A few years later, when you introduced OS X, you promoted Cocoa as the way to build software for Mac. That’s great, because it in fact was a breakthrough compared to what we had to do before (I still remember WaitNextEvent()… ).
Probably because the web was not then what it is now, you decided to not publicly advertise and promote WebObjects, although you saw enough potential on the technology to make it the technical base for all your business. From numerous internal applications to popular industry leading services like Apple Store or iTunes Store, every dollar than gets in or out your company goes trough, at least, one WebObjects app.
This lead to a situation where you made WebObjects evolve according to your needs, barely maintaining a public functional version of the framework. Although the framework by itself is still the one with the most advanced and powerful concepts one can find, the feature gap started to show. This lead to an incredible, amazing, dedicated community to grab the task for themselves and make the work Apple should be doing, adding features, some of them essential for the success of the framework, like XHTML support or Ajax.
So, you’ve just announced WWDC 2009 today. I’m not asking for 18 WebObjects-related sessions like you had in WWDC 2000, because I know that’s unimaginable, given the importance (or lack of it) you attribute to promoting WebObjects. I know there will be one, maybe two, and if we are really lucky, three WebObjects sessions on WWDC 2009. It’s the same every year since I attend WWDC.

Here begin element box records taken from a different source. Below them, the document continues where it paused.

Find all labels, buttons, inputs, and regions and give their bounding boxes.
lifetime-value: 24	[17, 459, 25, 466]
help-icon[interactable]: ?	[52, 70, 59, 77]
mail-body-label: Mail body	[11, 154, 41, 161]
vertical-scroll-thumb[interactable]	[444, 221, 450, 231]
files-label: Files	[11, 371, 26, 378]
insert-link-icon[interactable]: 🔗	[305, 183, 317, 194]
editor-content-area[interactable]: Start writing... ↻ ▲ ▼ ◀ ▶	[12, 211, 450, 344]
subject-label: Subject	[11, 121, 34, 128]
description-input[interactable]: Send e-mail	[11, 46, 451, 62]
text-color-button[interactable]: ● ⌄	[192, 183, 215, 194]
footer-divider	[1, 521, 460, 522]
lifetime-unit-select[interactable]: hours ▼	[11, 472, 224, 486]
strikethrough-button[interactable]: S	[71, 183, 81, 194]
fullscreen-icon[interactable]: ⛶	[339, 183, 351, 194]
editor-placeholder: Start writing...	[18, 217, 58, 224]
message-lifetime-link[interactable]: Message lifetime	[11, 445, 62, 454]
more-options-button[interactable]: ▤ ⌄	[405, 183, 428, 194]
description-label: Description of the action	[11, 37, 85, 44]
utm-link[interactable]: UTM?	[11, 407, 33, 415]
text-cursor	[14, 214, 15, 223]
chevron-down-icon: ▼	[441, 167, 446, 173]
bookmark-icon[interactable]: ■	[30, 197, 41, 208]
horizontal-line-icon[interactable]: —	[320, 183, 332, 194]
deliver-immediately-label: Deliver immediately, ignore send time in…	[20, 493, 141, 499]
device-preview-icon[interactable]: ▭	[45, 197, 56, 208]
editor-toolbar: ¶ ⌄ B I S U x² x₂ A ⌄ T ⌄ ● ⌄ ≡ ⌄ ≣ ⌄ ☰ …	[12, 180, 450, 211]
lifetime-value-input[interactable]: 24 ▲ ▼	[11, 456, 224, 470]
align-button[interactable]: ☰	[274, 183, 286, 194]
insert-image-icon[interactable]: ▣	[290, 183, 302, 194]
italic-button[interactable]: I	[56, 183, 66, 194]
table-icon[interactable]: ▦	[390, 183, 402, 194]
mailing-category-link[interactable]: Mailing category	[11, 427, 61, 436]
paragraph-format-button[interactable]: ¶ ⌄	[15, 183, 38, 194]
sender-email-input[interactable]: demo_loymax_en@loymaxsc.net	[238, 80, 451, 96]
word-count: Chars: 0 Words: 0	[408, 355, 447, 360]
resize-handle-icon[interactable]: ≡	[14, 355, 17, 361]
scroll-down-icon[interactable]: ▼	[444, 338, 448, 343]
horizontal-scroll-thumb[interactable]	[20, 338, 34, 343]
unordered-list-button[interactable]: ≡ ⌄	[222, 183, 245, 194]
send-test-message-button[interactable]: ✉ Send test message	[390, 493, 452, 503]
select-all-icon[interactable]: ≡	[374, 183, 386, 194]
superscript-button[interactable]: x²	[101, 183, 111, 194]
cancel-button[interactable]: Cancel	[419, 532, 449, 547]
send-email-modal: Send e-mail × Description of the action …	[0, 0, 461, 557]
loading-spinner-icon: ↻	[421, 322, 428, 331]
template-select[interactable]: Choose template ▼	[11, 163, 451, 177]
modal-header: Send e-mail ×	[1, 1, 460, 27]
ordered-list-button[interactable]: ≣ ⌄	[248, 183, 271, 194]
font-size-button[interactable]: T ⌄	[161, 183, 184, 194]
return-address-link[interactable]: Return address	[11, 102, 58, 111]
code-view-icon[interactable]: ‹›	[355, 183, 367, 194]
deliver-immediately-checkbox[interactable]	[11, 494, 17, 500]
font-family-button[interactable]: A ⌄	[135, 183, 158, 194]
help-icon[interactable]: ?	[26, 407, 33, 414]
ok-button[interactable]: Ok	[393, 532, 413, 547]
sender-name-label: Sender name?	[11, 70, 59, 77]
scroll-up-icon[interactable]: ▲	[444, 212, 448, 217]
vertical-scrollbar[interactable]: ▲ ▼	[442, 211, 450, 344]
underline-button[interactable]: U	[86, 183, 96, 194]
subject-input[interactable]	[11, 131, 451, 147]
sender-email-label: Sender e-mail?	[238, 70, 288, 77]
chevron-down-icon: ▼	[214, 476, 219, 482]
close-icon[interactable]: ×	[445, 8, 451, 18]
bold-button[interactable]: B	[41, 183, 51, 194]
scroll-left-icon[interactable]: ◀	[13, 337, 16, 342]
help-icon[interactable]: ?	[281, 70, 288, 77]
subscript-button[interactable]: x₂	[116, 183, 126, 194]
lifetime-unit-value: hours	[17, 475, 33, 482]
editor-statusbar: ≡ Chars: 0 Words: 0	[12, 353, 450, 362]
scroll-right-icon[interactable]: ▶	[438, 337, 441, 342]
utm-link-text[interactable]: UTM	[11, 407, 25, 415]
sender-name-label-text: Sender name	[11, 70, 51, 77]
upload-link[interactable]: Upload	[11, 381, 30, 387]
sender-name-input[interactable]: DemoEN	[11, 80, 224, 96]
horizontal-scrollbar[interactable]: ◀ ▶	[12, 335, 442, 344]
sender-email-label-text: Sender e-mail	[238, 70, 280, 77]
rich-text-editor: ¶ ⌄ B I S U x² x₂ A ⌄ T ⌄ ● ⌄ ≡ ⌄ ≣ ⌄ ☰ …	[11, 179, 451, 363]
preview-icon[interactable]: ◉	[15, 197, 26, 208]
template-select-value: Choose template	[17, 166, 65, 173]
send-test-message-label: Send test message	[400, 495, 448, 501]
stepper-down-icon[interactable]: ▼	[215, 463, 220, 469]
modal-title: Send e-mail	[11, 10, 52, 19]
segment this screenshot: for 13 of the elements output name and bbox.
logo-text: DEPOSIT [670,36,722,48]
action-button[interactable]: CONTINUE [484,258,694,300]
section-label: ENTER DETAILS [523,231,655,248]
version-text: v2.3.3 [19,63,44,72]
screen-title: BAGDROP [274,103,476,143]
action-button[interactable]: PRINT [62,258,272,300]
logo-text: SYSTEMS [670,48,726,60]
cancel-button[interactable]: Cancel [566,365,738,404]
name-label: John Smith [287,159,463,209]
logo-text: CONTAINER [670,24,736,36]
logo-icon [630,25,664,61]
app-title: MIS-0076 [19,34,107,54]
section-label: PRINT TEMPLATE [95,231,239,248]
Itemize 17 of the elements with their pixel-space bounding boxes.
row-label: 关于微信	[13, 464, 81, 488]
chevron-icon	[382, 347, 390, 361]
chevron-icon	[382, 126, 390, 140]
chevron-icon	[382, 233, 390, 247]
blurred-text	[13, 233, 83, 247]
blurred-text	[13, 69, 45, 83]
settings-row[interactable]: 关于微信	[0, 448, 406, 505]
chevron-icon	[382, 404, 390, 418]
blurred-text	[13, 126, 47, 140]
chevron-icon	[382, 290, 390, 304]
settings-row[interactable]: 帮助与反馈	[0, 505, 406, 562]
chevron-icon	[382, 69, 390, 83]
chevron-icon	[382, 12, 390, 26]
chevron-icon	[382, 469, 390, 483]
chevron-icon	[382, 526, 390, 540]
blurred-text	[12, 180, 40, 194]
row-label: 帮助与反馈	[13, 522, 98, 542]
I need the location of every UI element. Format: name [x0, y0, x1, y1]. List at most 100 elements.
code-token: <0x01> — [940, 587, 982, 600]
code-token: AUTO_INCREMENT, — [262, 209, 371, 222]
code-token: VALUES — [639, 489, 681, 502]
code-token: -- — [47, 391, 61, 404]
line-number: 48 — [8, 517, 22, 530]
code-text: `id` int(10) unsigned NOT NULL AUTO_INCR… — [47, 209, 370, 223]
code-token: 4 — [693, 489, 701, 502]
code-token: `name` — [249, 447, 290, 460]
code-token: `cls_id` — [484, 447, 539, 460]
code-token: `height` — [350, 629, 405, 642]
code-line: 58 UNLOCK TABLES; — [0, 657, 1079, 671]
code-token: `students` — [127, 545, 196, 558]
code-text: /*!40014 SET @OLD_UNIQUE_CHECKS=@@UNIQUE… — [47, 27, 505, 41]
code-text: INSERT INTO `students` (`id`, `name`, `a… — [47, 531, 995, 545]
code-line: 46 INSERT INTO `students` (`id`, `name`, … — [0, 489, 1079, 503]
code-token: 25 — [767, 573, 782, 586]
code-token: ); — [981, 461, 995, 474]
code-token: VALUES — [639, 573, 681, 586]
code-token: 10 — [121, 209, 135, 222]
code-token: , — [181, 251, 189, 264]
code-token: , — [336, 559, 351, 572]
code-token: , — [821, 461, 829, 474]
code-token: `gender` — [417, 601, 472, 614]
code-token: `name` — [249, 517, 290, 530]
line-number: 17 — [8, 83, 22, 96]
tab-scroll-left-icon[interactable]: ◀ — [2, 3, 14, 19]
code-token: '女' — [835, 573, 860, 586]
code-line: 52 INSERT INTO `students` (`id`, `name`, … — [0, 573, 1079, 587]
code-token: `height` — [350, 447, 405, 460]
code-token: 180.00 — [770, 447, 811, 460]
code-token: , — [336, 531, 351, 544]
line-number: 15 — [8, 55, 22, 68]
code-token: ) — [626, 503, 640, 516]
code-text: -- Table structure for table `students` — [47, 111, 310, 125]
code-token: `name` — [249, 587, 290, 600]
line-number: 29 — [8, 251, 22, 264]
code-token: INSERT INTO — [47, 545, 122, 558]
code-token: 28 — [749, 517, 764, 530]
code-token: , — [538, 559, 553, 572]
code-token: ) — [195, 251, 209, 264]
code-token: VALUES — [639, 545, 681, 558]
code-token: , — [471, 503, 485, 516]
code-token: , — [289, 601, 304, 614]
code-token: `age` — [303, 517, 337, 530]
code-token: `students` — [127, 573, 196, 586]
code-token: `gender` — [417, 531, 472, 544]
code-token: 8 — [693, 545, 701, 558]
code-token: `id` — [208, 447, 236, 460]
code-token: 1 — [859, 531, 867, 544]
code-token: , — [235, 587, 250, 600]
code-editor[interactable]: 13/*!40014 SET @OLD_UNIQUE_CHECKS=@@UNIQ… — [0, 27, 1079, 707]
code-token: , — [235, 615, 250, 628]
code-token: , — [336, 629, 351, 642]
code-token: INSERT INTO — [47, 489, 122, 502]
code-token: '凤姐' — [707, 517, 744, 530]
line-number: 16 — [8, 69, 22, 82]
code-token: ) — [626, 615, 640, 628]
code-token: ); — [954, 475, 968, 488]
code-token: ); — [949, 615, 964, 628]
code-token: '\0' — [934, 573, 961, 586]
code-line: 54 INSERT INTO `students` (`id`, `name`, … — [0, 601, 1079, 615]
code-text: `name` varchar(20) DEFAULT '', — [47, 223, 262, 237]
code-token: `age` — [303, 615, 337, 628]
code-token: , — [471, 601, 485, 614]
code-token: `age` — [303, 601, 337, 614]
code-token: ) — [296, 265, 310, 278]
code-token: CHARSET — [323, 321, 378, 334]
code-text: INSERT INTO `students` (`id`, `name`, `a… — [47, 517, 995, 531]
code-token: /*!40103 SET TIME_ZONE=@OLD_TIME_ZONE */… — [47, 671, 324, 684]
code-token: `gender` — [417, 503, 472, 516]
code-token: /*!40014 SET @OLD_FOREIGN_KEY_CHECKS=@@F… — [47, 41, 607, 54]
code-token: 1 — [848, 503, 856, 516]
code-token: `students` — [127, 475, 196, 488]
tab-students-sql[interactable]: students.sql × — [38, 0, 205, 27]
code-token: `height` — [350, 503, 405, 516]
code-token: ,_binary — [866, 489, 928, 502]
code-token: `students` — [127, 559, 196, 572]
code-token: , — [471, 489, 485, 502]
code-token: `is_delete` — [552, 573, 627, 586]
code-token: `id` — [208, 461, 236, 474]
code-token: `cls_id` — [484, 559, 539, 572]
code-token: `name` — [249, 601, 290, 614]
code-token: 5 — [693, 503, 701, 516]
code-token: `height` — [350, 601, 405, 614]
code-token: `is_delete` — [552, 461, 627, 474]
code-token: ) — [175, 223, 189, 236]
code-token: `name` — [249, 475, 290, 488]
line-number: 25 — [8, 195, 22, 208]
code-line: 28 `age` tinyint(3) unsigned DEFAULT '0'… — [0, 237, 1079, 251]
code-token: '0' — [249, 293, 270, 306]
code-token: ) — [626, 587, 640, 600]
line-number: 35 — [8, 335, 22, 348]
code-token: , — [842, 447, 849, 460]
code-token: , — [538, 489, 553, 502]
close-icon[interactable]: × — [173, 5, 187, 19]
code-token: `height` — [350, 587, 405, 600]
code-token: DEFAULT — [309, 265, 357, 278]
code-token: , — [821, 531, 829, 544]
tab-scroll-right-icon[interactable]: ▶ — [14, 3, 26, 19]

But, Apple, you have to tell me… how hard is to respect an entire community, of highly competent and dedicated professionals, who use your technology for years, who kept it alive, who built extensions and IDEs that yourselves are using internally, and adding at least one fucking little reference to WebObjects on the WWDC 2009 IT page? Is it really that hard to do, specially considering you mention other web technologies that are not even made by you?
Or it’s just the iPhone that matters now?